Une avocate du DHS, Julie Le, a déclaré au tribunal que son travail « craint » et qu'elle souhaitait parfois que le juge la place en outrage afin de pouvoir obtenir « 24 heures complètes de sommeil ». Elle a admis n'avoir reçu aucune formation ni orientation adéquate.
Le juge Blackwell a déclaré :
« Le DOJ, le DHS et l'ICE ne sont pas au-dessus de la loi. Lorsque les ordonnances judiciaires ne sont pas respectées, ce n'est pas seulement l'autorité du tribunal qui est en jeu. Ce sont les droits des personnes en détention et l'intégrité du système constitutionnel lui-même. »
Le schéma récurrent¶
Baltimore n'est pas une anomalie. C'est le schéma récurrent :
- Camp East Montana — 4 décès en 9 mois dans un seul établissement
- Expansion de l'infrastructure ICE — Plus de 150 nouveaux baux, 8 centres de détention régionaux prévus, budget de 80 milliards de dollars
- Suivi de la responsabilité des agents — 0 agent identifié volontairement après des fusillades
- Todd Lyons — Arrêt des paiements médicaux, effondrement des inspections, 96 violations d'ordonnances judiciaires
- Stephen Miller — L'architecte. Écrits de lycée célébrant la torture comme « une célébration de la vie et de la dignité humaine »

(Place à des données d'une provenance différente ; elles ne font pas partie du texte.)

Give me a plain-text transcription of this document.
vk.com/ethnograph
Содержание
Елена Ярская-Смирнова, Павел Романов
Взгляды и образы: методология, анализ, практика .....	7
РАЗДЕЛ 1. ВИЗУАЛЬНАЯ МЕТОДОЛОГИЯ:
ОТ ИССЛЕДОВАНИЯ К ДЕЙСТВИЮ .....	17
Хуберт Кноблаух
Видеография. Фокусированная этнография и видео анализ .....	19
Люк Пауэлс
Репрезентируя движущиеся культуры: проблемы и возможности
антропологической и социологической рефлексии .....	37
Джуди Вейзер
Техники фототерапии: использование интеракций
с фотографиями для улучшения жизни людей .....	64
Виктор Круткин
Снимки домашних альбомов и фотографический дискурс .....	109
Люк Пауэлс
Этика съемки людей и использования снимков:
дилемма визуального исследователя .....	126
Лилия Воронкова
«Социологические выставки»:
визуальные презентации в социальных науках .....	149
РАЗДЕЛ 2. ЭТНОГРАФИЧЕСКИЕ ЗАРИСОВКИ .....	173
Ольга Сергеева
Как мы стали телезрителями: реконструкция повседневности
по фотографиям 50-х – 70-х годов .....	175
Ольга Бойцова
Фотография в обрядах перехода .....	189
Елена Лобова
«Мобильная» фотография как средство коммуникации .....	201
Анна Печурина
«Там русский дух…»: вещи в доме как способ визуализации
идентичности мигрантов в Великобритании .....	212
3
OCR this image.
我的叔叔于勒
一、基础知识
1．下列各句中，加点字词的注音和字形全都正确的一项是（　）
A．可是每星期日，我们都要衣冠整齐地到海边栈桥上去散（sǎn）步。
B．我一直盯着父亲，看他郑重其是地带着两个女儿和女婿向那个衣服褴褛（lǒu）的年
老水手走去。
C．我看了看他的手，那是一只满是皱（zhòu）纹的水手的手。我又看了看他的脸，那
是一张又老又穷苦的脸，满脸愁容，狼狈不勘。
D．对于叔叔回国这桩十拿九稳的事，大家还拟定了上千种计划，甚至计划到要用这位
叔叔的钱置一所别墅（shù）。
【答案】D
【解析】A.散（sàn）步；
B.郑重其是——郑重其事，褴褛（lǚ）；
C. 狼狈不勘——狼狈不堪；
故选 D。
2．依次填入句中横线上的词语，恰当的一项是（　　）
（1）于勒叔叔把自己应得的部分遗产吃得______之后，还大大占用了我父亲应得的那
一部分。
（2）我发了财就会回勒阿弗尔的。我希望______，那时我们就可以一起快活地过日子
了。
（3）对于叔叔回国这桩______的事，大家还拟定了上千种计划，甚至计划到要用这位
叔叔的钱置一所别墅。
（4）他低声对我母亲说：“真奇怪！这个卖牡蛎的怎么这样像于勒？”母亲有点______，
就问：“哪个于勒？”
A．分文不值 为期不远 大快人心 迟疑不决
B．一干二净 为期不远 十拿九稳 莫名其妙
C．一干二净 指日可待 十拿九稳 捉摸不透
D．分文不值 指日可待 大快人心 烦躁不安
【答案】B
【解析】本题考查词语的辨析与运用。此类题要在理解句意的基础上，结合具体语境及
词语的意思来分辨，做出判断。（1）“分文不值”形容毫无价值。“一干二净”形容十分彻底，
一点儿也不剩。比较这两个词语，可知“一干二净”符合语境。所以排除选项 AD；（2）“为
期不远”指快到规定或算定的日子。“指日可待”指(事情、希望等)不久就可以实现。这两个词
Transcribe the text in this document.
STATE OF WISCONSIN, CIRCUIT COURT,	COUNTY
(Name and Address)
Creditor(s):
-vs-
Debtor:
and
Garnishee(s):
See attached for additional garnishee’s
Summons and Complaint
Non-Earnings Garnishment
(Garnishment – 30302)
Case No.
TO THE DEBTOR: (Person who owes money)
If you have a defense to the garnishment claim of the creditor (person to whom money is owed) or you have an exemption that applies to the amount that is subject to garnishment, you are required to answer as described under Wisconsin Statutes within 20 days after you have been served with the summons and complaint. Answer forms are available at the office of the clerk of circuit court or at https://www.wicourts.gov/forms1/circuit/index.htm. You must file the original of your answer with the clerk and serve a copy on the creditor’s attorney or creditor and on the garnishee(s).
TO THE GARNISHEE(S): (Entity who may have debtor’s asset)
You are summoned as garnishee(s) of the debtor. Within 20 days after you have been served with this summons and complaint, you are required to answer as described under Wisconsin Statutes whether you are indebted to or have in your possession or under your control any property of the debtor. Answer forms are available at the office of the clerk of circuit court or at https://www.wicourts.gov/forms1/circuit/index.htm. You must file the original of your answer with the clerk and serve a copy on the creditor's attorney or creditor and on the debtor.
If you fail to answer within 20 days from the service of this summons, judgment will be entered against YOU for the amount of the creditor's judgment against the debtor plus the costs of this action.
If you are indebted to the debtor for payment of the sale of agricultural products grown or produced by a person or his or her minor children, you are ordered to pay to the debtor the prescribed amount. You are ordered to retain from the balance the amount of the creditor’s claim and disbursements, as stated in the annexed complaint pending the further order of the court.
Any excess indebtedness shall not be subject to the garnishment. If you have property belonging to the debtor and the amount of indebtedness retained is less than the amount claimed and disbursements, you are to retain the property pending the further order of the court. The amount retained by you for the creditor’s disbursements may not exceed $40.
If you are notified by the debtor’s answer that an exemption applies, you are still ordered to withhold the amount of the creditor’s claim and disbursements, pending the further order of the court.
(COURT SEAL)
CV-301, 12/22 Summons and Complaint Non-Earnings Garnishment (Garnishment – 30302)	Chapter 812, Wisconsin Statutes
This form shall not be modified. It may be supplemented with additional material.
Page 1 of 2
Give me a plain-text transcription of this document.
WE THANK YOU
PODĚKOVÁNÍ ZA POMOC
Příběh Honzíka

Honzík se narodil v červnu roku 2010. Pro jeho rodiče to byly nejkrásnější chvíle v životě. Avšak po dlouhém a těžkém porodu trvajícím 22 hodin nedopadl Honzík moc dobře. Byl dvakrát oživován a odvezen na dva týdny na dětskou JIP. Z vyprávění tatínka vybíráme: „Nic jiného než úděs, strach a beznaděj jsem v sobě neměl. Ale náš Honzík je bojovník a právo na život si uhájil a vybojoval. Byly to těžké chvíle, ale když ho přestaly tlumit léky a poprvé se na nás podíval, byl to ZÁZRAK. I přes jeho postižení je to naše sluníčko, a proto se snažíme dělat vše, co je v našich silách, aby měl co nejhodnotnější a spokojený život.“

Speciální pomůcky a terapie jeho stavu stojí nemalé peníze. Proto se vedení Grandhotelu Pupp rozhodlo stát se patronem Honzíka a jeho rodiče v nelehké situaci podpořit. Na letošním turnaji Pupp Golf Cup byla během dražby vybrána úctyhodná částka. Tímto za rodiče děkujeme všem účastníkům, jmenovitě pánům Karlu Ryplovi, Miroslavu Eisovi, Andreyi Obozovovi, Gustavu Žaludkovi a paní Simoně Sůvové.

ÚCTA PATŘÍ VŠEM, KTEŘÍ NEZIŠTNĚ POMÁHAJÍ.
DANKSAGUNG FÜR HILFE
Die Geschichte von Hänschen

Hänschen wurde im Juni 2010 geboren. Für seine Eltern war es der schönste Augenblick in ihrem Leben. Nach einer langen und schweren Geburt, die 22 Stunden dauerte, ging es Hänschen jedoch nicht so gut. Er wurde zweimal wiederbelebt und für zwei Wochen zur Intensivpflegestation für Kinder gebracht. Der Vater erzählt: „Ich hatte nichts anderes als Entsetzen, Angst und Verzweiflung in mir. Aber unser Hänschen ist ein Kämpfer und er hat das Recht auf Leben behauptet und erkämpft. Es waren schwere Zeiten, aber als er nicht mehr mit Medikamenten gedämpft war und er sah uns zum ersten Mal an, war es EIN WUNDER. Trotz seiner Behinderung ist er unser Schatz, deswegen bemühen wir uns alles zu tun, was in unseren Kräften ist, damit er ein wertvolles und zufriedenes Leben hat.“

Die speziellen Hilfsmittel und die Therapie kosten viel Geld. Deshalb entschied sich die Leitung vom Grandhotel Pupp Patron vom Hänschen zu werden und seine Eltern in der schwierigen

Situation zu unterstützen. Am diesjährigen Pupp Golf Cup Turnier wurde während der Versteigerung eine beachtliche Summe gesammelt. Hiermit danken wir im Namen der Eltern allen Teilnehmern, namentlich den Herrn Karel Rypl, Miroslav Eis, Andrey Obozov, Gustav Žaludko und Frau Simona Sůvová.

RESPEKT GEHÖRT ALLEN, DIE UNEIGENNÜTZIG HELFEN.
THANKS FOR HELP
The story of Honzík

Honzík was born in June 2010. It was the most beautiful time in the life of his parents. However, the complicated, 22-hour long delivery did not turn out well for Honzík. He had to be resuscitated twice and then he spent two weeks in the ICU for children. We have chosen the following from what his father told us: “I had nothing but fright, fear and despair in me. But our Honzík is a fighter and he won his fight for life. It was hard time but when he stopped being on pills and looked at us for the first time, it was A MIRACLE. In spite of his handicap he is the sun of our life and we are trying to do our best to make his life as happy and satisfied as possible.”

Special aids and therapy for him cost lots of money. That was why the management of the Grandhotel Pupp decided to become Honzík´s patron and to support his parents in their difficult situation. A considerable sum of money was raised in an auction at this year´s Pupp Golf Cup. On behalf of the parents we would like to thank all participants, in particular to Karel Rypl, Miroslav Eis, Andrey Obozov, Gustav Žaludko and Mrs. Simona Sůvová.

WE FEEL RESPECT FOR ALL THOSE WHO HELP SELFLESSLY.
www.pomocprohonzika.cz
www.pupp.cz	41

Les conditions décrites à Baltimore — la surpopulation comme outil coercitif, le refus d'hygiène, la déshumanisation par le personnel, la négligence médicale — ne sont pas des défaillances. Ce sont des caractéristiques du système. Le système est conçu pour briser les gens jusqu'à ce qu'ils abandonnent leurs droits juridiques.
Les propres mots du lanceur d'alerte¶
L'ancien employé a clairement indiqué qu'il n'est pas un militant pour l'immigration :
« Je suis pour l'expulsion des immigrants illégaux dans ce pays, en particulier ceux qui commettent des crimes. Je n'ai aucun problème à faire mon travail. J'ai juste un problème avec les abus et le traitement des détenus. »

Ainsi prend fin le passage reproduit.